Young people, I want to talk to you for a moment today. At these anniversaries, we like to look back at what God has done here at Saint Martin’s. But today we also want to look forward to the future of our church. That means you. You are the future of this church. Perhaps you generation has some faults, but you also have some real strengths. One of them is that you want to make a difference in your world. Do you want to really make a difference? Then study to become a pastor or teacher. As district president, I make out call lists for pastors and teachers. Who will replace my generation, which is fast retiring? Who will go to China and hold up Jesus to 1.4 billion people? In my generation, 17% of us don’t have any religion at all. In your generation, the number is 36%. Who will speak to your generation? Who will hold up Jesus to them?

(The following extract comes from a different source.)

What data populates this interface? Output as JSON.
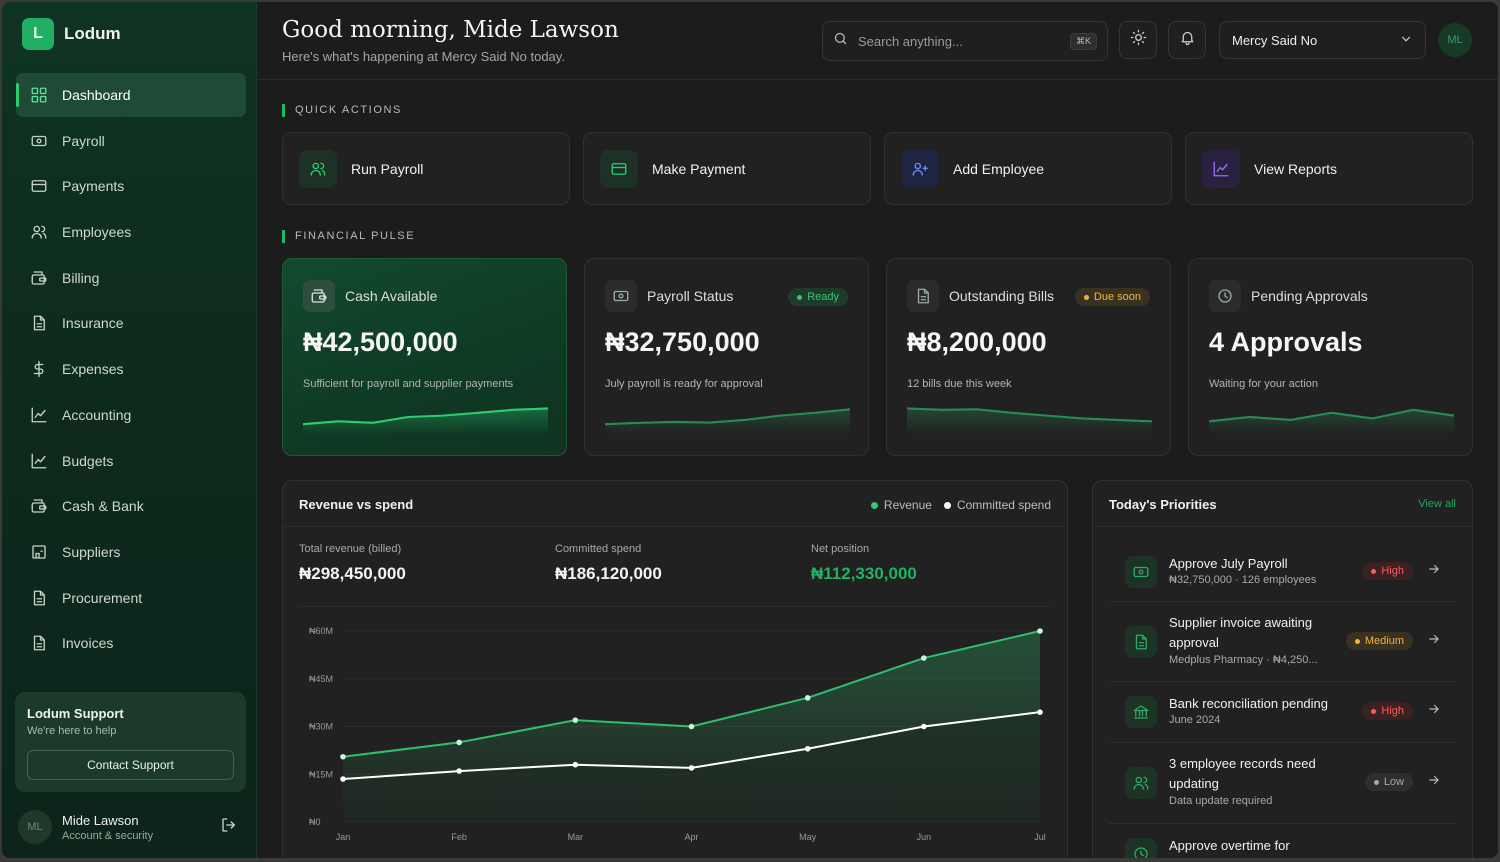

You will. Because you are God’s workmanship, created in Christ Jesus to do good works, which God prepared in advance for you to do. You are grace given and grace driven. One of the greatest missionaries who ever lived was Robert Moffat. He brought the gospel to Africa in the 1800’s when it was still the “dark continent,” because the light of the gospel had not come to Africa. Today, by the way, Christianity is growing in Africa perhaps faster than any other continent. When Robert Moffat was just a young boy, he was moved to give himself to Jesus’ work. When the usher passed the offering plate, instead of dropping in a coin, he asked he usher to place the plate on the floor. He stepped into the plate and gave himself to Jesus. Will you do the same? I believe you will. You will be light for your generation and some of you will choose to become pastors and teachers so you can proclaim the gospel every day.
Why? Because you are God’s workmanship, created in Christ Jesus to do good works, which God prepared in advance for you to do. It is all about grace! Amen.